The Christian Church has countless saints who performed remarkable ascetic feats and in many cases even met persecution and martyrdom with humility and love. Yet none of these men and women would ever attribute the source of their exceptional way of life to their own efforts. There is something bigger working with their will and energy: the grace of God.
For ancient Christians—in nearly every instance that they spoke explicitly about the matter—salvation was a matter of synergy between divine grace and human faith. And while faith is essential, it is insufficient apart from grace, which is given not just for a change of status but for a change of thought and action, a new way of life.
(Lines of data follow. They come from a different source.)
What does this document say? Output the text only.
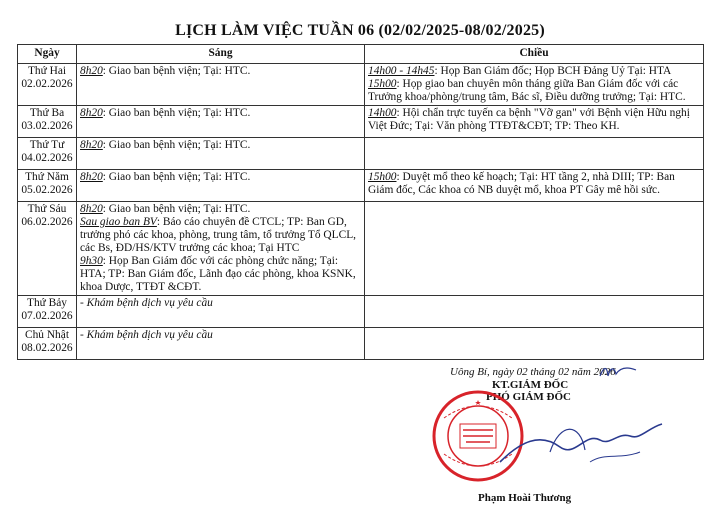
LỊCH LÀM VIỆC TUẦN 06 (02/02/2025-08/02/2025)
Ngày	Sáng	Chiều

Thứ Hai
02.02.2026	8h20: Giao ban bệnh viện; Tại: HTC.	14h00 - 14h45: Họp Ban Giám đốc; Họp BCH Đảng Uỷ Tại: HTA
15h00: Họp giao ban chuyên môn tháng giữa Ban Giám đốc với các Trưởng khoa/phòng/trung tâm, Bác sĩ, Điều dưỡng trưởng; Tại: HTC.

Thứ Ba
03.02.2026	8h20: Giao ban bệnh viện; Tại: HTC.	14h00: Hội chẩn trực tuyến ca bệnh "Vỡ gan" với Bệnh viện Hữu nghị Việt Đức; Tại: Văn phòng TTĐT&CĐT; TP: Theo KH.

Thứ Tư
04.02.2026	8h20: Giao ban bệnh viện; Tại: HTC.	

Thứ Năm
05.02.2026	8h20: Giao ban bệnh viện; Tại: HTC.	15h00: Duyệt mổ theo kế hoạch; Tại: HT tầng 2, nhà DIII; TP: Ban Giám đốc, Các khoa có NB duyệt mổ, khoa PT Gây mê hồi sức.

Thứ Sáu
06.02.2026	8h20: Giao ban bệnh viện; Tại: HTC.
Sau giao ban BV: Báo cáo chuyên đề CTCL; TP: Ban GD, trưởng phó các khoa, phòng, trung tâm, tổ trưởng Tổ QLCL, các Bs, ĐD/HS/KTV trưởng các khoa; Tại HTC
9h30: Họp Ban Giám đốc với các phòng chức năng; Tại: HTA; TP: Ban Giám đốc, Lãnh đạo các phòng, khoa KSNK, khoa Dược, TTĐT &CĐT.	

Thứ Bảy
07.02.2026	- Khám bệnh dịch vụ yêu cầu	

Chủ Nhật
08.02.2026	- Khám bệnh dịch vụ yêu cầu	

Uông Bí, ngày 02 tháng 02 năm 2026
KT.GIÁM ĐỐC
PHÓ GIÁM ĐỐC
Phạm Hoài Thương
This reminds me of a particularly relevant passage from St. Paul, who, after writing to the Corinthians about some mystical experiences he had, writes,
And lest I should be exalted above measure by the abundance of the revelations, a thorn in the flesh was given to me, a messenger of Satan to buffet me, lest I be exalted above measure. Concerning this thing I pleaded with the Lord three times that it might depart from me. And He said to me, “My grace is sufficient for you, for My strength is made perfect in weakness.” Therefore most gladly I will rather boast in my infirmities, that the power of Christ may rest upon me. Therefore I take pleasure in infirmities, in reproaches, in needs, in persecutions, in distresses, for Christ’s sake. For when I am weak, then I am strong. (2 Corinthians 12:7-10)
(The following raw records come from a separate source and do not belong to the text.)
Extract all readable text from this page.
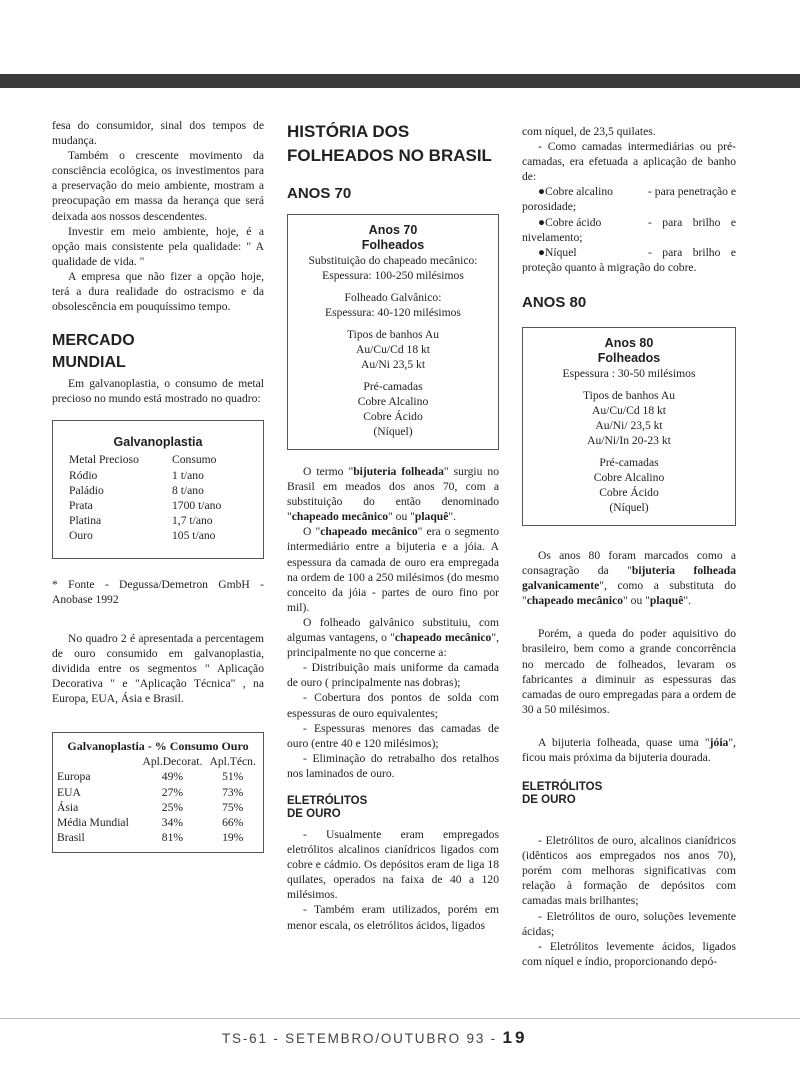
fesa do consumidor, sinal dos tempos de mudança.

Também o crescente movimento da consciência ecológica, os investimentos para a preservação do meio ambiente, mostram a preocupação em massa da herança que será deixada aos nossos descendentes.

Investir em meio ambiente, hoje, é a opção mais consistente pela qualidade: " A qualidade de vida. "

A empresa que não fizer a opção hoje, terá a dura realidade do ostracismo e da obsolescência em pouquíssimo tempo.

MERCADO MUNDIAL

Em galvanoplastia, o consumo de metal precioso no mundo está mostrado no quadro:

Galvanoplastia
Metal Precioso	Consumo
Ródio	1 t/ano
Paládio	8 t/ano
Prata	1700 t/ano
Platina	1,7 t/ano
Ouro	105 t/ano

* Fonte - Degussa/Demetron GmbH - Anobase 1992

No quadro 2 é apresentada a percentagem de ouro consumido em galvanoplastia, dividida entre os segmentos " Aplicação Decorativa " e "Aplicação Técnica" , na Europa, EUA, Ásia e Brasil.

Galvanoplastia - % Consumo Ouro
	Apl.Decorat.	Apl.Técn.
Europa	49%	51%
EUA	27%	73%
Ásia	25%	75%
Média Mundial	34%	66%
Brasil	81%	19%
HISTÓRIA DOS
FOLHEADOS NO BRASIL
ANOS 70
Anos 70
Folheados
Substituição do chapeado mecânico:
Espessura: 100-250 milésimos
Folheado Galvânico:
Espessura: 40-120 milésimos
Tipos de banhos Au
Au/Cu/Cd 18 kt
Au/Ni 23,5 kt
Pré-camadas
Cobre Alcalino
Cobre Ácido
(Níquel)

O termo "bijuteria folheada" surgiu no Brasil em meados dos anos 70, com a substituição do então denominado "chapeado mecânico" ou "plaquê".

O "chapeado mecânico" era o segmento intermediário entre a bijuteria e a jóia. A espessura da camada de ouro era empregada na ordem de 100 a 250 milésimos (do mesmo conceito da jóia - partes de ouro fino por mil).

O folheado galvânico substituiu, com algumas vantagens, o "chapeado mecânico", principalmente no que concerne a:

- Distribuição mais uniforme da camada de ouro ( principalmente nas dobras);

- Cobertura dos pontos de solda com espessuras de ouro equivalentes;

- Espessuras menores das camadas de ouro (entre 40 e 120 milésimos);

- Eliminação do retrabalho dos retalhos nos laminados de ouro.

ELETRÓLITOS
DE OURO

- Usualmente eram empregados eletrólitos alcalinos cianídricos ligados com cobre e cádmio. Os depósitos eram de liga 18 quilates, operados na faixa de 40 a 120 milésimos.

- Também eram utilizados, porém em menor escala, os eletrólitos ácidos, ligados

com níquel, de 23,5 quilates.

- Como camadas intermediárias ou pré-camadas, era efetuada a aplicação de banho de:

●Cobre alcalino	- para penetração e porosidade;

●Cobre ácido	- para brilho e nivelamento;

●Níquel	- para brilho e proteção quanto à migração do cobre.

ANOS 80
Anos 80
Folheados
Espessura : 30-50 milésimos
Tipos de banhos Au
Au/Cu/Cd 18 kt
Au/Ni/ 23,5 kt
Au/Ni/In 20-23 kt
Pré-camadas
Cobre Alcalino
Cobre Ácido
(Níquel)

Os anos 80 foram marcados como a consagração da "bijuteria folheada galvanicamente", como a substituta do "chapeado mecânico" ou "plaquê".

Porém, a queda do poder aquisitivo do brasileiro, bem como a grande concorrência no mercado de folheados, levaram os fabricantes a diminuir as espessuras das camadas de ouro empregadas para a ordem de 30 a 50 milésimos.

A bijuteria folheada, quase uma "jóia", ficou mais próxima da bijuteria dourada.

ELETRÓLITOS
DE OURO

- Eletrólitos de ouro, alcalinos cianídricos (idênticos aos empregados nos anos 70), porém com melhoras significativas com relação à formação de depósitos com camadas mais brilhantes;

- Eletrólitos de ouro, soluções levemente ácidas;

- Eletrólitos levemente ácidos, ligados com níquel e índio, proporcionando depó-

TS-61 - SETEMBRO/OUTUBRO 93 - 19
We live in a world where thorns and weeds inhibit our ability to produce fruit from the earth. God does not take away the weeds for us, but he does send the rain and sunshine.
So too, in our spiritual lives, we face all sorts of difficulties. We are like thorn-infested ground. Yet all that ground needs to bear fruit, despite the weeds, is a little rain and sunshine (and the work of planting, tilling, and harvesting). No matter what else is done, the land will not bear fruit without water and light. So too, while one can accomplish much without it, the grace of God is necessary for us to bear the spiritual fruit of deification. Admitting and embracing our weakness activates that grace, “that the power of Christ may rest upon [us]” and transfigure our entire outlook, making our watchfulness other-directed, i.e. directed toward Jesus Christ who empowers us with grace.
Furthermore, with the grace of God abiding in us, all spiritual disciplines empower us to “take pleasure” even in misfortune and suffering, to “[turn] the other cheek” with joy. Again, it is not that others cannot do these things. Rather the difference is that Christians do not do these things on their own, and gladly admit as much.
This produces astounding results. Often even executioners have been won over by the witness of their Christian victims. “Witness,” in fact, is precisely what “martyr” actually means. By their deaths martyrs witness to something more than themselves: something that can turn curses into blessings, suffering into joy, death into life: the grace of God through Jesus Christ. When someone has that, then they can endure all things “for Christ’s sake.” Then even weakness becomes strength.
What separates me from the Pharisee or the philosopher, who may discipline themselves as much or more than me?
There but for the grace of God go I.